The assertion that the Episcopal Church in South Carolina existed before the national Church is not sustained by the evidence. The idea that the Diocese of South Carolina saw itself as a sovereign entity that never accepted the superiority of the Episcopal Church is likewise non-historical. The conclusion that South Carolina voluntarily joined the Episcopal Church is indisputable. Of course, it joined voluntarily, just as the state of South Carolina voluntarily joined the United States. That point is not germane to the issue.

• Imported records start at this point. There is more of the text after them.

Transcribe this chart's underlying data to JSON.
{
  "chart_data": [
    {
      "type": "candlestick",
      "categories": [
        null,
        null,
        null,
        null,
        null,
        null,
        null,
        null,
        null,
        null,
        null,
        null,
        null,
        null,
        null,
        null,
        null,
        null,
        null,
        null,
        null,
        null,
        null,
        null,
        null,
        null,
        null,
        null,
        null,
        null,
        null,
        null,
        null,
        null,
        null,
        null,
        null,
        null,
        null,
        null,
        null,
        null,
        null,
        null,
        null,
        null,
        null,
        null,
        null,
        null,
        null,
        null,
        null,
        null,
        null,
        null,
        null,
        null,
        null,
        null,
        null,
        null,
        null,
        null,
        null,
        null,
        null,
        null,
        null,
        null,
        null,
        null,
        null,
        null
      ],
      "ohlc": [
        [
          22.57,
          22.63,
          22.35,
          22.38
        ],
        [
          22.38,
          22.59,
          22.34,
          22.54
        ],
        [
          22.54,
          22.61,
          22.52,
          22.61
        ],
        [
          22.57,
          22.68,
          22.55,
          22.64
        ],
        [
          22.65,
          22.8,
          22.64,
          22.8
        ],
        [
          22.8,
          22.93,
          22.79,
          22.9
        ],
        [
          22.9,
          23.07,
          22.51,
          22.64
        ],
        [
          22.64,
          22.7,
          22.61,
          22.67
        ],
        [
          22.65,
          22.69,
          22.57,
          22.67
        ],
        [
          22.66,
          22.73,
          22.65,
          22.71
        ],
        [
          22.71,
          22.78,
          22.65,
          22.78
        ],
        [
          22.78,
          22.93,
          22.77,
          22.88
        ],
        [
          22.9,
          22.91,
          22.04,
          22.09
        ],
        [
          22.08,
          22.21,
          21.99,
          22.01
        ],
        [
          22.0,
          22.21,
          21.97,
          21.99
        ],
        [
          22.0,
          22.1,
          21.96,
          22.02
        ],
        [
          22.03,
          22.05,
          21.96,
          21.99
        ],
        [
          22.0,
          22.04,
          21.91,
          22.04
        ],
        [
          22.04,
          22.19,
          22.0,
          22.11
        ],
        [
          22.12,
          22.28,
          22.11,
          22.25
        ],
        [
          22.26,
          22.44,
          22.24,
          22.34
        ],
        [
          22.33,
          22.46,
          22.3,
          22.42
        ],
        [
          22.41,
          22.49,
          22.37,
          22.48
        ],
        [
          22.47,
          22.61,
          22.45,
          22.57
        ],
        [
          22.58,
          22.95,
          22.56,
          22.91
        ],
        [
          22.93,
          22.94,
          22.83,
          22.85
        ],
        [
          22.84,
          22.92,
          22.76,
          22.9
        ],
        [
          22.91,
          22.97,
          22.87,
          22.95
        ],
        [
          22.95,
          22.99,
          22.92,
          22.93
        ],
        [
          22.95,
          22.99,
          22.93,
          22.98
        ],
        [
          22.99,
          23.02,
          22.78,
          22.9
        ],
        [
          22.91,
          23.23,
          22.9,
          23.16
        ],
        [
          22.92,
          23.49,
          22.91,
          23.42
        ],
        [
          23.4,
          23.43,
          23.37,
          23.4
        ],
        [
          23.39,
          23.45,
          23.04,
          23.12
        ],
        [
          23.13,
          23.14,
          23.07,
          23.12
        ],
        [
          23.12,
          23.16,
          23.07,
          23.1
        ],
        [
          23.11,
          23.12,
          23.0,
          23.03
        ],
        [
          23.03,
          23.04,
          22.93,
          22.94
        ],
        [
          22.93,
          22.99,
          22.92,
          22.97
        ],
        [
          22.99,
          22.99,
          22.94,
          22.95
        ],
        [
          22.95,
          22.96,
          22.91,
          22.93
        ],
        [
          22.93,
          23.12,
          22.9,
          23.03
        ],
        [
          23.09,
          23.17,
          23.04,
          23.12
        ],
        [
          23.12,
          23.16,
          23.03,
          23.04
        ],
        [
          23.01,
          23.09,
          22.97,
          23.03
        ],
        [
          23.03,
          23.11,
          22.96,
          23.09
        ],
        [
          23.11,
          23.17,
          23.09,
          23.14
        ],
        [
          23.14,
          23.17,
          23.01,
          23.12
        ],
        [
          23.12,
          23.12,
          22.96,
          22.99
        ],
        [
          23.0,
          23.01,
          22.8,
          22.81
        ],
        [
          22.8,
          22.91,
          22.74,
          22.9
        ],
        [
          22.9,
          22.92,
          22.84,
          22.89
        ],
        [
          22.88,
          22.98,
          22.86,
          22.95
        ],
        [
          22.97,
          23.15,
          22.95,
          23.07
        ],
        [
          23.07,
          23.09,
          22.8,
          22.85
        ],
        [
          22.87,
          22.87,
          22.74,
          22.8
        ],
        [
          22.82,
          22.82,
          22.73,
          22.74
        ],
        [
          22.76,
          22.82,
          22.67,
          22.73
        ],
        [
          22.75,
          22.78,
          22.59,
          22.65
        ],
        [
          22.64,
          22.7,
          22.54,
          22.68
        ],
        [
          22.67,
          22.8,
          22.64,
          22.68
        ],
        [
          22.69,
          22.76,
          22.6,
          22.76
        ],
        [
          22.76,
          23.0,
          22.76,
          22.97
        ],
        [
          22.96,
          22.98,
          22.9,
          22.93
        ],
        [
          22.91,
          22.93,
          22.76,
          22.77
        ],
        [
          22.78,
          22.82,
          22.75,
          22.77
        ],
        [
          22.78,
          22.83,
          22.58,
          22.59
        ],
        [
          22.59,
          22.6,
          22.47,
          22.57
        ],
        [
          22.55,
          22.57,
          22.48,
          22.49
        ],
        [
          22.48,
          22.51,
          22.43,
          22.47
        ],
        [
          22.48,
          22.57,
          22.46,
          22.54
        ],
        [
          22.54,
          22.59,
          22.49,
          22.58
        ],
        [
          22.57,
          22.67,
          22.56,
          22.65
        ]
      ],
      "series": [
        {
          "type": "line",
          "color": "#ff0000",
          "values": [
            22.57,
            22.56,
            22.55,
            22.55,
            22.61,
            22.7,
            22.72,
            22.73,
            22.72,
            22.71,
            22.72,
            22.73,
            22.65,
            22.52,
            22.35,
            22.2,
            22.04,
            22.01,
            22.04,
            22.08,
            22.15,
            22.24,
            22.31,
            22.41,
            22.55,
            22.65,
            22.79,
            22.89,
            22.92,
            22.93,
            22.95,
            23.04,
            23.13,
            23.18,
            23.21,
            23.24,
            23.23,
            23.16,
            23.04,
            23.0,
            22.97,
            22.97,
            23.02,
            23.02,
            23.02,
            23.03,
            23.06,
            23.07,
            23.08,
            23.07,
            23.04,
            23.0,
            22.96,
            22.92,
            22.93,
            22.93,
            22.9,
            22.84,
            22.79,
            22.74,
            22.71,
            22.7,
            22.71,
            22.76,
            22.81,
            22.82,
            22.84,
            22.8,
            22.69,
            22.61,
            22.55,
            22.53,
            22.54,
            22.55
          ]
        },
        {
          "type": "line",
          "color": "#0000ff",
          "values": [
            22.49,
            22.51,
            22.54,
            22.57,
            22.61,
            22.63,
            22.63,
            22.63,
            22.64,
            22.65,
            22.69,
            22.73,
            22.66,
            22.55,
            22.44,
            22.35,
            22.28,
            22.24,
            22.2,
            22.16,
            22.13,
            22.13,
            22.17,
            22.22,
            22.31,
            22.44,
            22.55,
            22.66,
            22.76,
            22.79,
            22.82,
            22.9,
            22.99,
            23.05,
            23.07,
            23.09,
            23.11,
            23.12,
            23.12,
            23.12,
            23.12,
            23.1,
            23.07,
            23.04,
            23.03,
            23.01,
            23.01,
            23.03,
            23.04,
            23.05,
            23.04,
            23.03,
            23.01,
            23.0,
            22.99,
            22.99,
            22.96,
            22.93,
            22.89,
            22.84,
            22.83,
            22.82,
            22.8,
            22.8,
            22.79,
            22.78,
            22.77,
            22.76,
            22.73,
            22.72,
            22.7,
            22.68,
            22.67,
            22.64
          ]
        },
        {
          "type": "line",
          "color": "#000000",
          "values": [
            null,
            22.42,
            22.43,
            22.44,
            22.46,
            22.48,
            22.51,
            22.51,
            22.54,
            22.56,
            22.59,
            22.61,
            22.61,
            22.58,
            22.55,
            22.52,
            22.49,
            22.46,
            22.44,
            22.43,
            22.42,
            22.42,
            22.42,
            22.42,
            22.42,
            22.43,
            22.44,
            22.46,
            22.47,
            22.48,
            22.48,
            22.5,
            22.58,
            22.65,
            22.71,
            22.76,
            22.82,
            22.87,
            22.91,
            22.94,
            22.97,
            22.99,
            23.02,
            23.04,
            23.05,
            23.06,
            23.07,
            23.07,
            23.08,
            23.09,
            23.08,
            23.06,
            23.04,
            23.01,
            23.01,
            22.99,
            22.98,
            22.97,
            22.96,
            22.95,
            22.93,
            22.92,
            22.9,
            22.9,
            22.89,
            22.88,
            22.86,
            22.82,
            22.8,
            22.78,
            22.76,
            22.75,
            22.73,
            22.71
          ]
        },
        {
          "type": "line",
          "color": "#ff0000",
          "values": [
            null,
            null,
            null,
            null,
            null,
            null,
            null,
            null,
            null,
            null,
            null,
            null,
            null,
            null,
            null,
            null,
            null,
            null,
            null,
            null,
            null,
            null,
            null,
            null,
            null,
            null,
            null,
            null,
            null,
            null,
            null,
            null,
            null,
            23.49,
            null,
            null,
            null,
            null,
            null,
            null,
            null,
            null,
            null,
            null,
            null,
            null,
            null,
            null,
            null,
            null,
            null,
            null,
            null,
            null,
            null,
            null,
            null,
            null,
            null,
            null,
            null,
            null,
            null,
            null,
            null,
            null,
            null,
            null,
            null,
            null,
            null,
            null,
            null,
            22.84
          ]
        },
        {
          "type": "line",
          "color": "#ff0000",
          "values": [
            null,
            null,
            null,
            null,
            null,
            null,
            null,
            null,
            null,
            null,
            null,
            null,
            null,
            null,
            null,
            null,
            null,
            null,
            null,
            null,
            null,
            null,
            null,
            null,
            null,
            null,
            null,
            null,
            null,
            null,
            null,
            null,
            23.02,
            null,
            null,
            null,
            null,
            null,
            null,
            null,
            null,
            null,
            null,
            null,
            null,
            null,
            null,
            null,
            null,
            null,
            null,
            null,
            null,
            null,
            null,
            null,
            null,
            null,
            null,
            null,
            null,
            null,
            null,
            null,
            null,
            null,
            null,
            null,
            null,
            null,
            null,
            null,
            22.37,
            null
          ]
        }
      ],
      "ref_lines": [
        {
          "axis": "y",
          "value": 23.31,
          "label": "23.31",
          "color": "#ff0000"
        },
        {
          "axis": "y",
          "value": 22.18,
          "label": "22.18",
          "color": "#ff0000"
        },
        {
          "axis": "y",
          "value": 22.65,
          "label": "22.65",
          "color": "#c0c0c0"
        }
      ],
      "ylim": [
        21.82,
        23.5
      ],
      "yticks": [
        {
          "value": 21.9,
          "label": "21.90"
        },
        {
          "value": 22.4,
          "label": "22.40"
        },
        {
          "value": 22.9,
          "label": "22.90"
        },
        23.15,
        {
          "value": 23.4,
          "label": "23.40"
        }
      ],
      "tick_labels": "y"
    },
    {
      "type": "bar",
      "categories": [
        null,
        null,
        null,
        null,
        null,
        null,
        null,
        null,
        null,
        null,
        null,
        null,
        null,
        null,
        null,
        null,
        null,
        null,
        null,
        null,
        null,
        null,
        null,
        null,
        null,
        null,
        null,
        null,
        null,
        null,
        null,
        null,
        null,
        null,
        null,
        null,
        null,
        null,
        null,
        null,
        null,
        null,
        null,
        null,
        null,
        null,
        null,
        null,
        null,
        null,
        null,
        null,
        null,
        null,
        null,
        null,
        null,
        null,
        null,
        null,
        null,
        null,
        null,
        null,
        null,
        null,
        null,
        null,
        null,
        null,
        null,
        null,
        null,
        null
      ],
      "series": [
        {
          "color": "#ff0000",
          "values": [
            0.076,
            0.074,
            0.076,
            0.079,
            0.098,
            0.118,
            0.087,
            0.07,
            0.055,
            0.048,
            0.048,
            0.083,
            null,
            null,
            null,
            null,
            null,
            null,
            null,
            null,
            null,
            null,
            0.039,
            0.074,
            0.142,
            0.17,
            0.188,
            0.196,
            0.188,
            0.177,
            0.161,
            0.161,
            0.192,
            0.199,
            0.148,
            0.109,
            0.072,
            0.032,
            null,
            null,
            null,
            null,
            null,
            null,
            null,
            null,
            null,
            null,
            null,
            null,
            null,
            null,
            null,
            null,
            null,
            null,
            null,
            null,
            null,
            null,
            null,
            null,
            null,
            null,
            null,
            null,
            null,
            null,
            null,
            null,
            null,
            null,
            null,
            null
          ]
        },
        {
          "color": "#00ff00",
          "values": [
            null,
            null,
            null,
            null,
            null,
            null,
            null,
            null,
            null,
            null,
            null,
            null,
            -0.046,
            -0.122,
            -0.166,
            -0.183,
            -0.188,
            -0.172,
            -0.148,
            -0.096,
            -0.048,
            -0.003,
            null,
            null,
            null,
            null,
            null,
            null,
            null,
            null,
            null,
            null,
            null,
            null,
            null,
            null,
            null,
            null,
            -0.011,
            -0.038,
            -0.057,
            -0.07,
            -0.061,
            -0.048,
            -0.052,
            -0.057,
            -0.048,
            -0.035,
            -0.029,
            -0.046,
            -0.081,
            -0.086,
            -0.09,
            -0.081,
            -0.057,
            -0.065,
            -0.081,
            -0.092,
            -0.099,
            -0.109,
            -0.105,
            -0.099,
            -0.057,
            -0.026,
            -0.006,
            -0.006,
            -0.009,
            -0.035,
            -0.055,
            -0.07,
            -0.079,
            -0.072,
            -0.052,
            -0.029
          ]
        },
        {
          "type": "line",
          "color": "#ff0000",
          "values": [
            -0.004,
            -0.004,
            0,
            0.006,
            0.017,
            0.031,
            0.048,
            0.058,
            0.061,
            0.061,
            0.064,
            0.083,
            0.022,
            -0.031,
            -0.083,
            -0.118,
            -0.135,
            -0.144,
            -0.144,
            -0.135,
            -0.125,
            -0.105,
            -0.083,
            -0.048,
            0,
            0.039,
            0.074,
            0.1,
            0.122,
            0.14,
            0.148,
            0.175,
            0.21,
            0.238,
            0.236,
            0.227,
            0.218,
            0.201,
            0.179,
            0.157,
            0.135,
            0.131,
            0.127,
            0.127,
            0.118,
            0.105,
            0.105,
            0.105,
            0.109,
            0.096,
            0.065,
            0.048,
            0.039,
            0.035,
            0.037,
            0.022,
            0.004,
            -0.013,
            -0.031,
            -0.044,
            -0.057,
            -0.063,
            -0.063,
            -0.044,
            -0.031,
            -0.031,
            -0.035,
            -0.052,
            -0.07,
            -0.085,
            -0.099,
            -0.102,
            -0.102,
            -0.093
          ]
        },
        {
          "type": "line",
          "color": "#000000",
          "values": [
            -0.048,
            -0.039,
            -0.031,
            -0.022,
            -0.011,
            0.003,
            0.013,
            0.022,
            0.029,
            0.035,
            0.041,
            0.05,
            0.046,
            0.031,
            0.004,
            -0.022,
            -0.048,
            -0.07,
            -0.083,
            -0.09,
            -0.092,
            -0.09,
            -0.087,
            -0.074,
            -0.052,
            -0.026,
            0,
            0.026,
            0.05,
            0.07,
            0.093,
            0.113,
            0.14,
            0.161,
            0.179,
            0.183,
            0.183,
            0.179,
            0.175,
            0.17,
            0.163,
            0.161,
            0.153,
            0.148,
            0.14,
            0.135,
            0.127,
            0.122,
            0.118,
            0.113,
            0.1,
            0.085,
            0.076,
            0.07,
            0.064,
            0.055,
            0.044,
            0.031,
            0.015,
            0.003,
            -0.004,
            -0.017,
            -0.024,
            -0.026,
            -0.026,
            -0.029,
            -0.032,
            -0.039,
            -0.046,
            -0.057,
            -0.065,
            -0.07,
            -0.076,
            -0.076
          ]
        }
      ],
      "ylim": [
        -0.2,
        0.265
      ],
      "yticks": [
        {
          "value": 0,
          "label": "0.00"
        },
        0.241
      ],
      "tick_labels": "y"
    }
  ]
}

The charge that South Carolina could voluntarily leave the Episcopal Church at any time as it wished is to misunderstand the "unitary" nature that the South Carolinians believed they had in the Episcopal Church.

The independent diocesan lawyers argue that two points allow a diocese to leave the Episcopal Church 1-lack of a provision in the Church Constitution and Canons forbidding a diocese from withdrawing from the Church, and 2-lack of a supremacy clause in the C and C giving the national Church power over the dioceses (the U.S. Constitution has a supremacy clause giving national laws authority over the states). In the first case, the U.S. Constitution also does not have a provision banning a state from withdrawing from the Union. However, the Civil War and Supreme Court decisions have settled that issue. Union is implicit in the Constitution. On the second point, if Dator is right and the Episcopal Church is a "unitary" system, then union is integral to the structure. It is understood that every diocese is incorporated in the union whose decisions are made by a general convention of all the dioceses. The general convention controls the admission to and release from the Episcopal Church. Moreover, canons require clerical vows of loyalty to the Episcopal Church, not to individual dioceses.

The body of historical evidence shows that the Episcopalians of South Carolina organized themselves as an integral part of the national Episcopal Church in the 1780's and 1790's. They did not see themselves as separate from it let alone sovereign apart from it.